Un de ces sujets de passage était le jeune Colin Wood, immortalisé par elle dans un portrait dramatique intitulé Child With a Toy Grenade in Central Park, dans lequel il a l’air dérangé tout en serrant sa minuscule réplique de bombe. Lubow a retrouvé sa trace et a découvert qu’il était lui aussi complice du mythe qu’Arbus avait créé pour lui : « Elle a vu en moi la frustration, la colère contre mon environnement, le gamin qui veut exploser mais ne peut pas parce qu’il est contraint par son milieu. » On pourrait dire qu’elle a vu en lui son moi plus jeune. Sauf que, dans toutes les autres images de la planche contact, il a l’air enjoué et engagé. L’art trompeur de la photographie lui a également permis de créer des images conformes à ses névroses : sur la vie, sur l’enfance, sur l’outsiderness, physique et psychologique.
Contrairement à de nombreux critiques qui ont exprimé leur dégoût pour son travail, Susan Sontag en tête, Arbus ne considérait pas ses « freaks » comme des monstres, mais des personnes qui avaient été en quelque sorte élevées par leur différence. « La plupart des gens traversent la vie en redoutant de vivre une expérience traumatisante », a-t-elle fait remarquer un jour. « Les monstres sont nés avec leur traumatisme. Ils ont déjà passé leur test dans la vie. Ce sont des aristocrates. » Son besoin de les photographier, et parfois de coucher avec eux, témoigne d’un désir plus profond de se refaire et d’être acceptée en tant qu’outsider autoproclamé par des personnes qui, de naissance, n’ont pas eu ce choix.

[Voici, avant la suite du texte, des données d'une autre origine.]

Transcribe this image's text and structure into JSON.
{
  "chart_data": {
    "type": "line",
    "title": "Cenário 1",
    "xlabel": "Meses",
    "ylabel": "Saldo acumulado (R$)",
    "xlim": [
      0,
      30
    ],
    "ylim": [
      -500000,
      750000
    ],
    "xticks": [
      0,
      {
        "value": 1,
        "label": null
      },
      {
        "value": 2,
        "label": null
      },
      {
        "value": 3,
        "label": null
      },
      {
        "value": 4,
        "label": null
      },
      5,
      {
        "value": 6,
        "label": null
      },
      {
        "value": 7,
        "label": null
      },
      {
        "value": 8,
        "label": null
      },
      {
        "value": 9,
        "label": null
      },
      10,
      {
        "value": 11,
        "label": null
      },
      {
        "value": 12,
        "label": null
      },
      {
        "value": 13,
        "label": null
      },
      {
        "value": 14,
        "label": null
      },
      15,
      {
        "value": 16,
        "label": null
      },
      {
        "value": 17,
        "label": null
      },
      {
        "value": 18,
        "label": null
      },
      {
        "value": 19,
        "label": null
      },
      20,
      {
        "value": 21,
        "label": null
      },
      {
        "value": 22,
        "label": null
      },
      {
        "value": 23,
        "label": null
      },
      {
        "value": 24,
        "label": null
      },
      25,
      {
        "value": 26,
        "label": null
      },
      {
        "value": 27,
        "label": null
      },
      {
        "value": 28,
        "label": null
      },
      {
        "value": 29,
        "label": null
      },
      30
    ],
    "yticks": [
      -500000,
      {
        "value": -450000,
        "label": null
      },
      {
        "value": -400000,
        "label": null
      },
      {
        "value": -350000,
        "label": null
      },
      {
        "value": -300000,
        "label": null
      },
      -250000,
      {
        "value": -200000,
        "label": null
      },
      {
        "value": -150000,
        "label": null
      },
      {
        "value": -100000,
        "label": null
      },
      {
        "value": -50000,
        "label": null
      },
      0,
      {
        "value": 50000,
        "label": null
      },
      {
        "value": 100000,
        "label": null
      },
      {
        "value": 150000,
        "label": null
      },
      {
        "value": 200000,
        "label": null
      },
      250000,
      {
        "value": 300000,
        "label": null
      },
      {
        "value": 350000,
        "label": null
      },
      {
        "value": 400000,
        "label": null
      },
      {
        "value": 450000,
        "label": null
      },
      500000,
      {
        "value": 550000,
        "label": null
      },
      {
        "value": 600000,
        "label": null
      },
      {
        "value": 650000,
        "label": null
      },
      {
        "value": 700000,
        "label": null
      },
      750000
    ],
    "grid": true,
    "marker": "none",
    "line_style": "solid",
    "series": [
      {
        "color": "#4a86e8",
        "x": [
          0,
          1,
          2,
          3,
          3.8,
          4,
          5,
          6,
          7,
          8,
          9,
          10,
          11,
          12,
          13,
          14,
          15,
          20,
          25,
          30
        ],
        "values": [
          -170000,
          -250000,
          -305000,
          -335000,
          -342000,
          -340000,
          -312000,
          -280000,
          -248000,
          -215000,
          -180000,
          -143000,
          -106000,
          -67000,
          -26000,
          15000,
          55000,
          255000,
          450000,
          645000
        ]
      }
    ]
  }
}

Dans ses photographies, cependant, ils restent à un degré inévitable des objets de notre fascination, leur altérité étant accentuée par le flash, les contrastes frappants et la composition dramatique. Ils sont aussi, malgré ou à cause de cela, certains des portraits photographiques les plus puissants jamais réalisés.
C’est l’exposition New Documents au Musée d’art moderne de New York en 1967 qui a propulsé Arbus dans l’œil du public. Dans une salle qui leur était réservée, ses images ont déclenché une frénésie médiatique. Curieusement, Lubow ne mentionne pas l’un des détails les plus mémorables de la biographie de Bosworth, à savoir qu’à la fin de chaque journée, le personnel de la galerie devait nettoyer la vitre qui recouvrait les photographies parce que des membres du public avaient craché dessus.
Quatre ans plus tard, le 26 juillet 1971, Diane Arbus se suicide en avalant des barbituriques et en se coupant les poignets avec une lame de rasoir. Elle avait 48 ans et avait peut-être épuisé son appétit pour l’étrange et le sordide. La dépression l’a poursuivie toute sa vie, la privant de sa confiance en elle et de sa créativité. Il se peut donc qu’elle se soit également lassée d’elle-même et de ses démons névrotiques. Ce qui ressort avec le plus de force du long portrait de Lubov, ce n’est pas seulement la nature dévorante de la sombre vision créatrice de Diane Arbus, mais ce qu’il en coûte de poursuivre de manière obsessionnelle et d’être pourtant si insatisfait de ses exigences incessantes.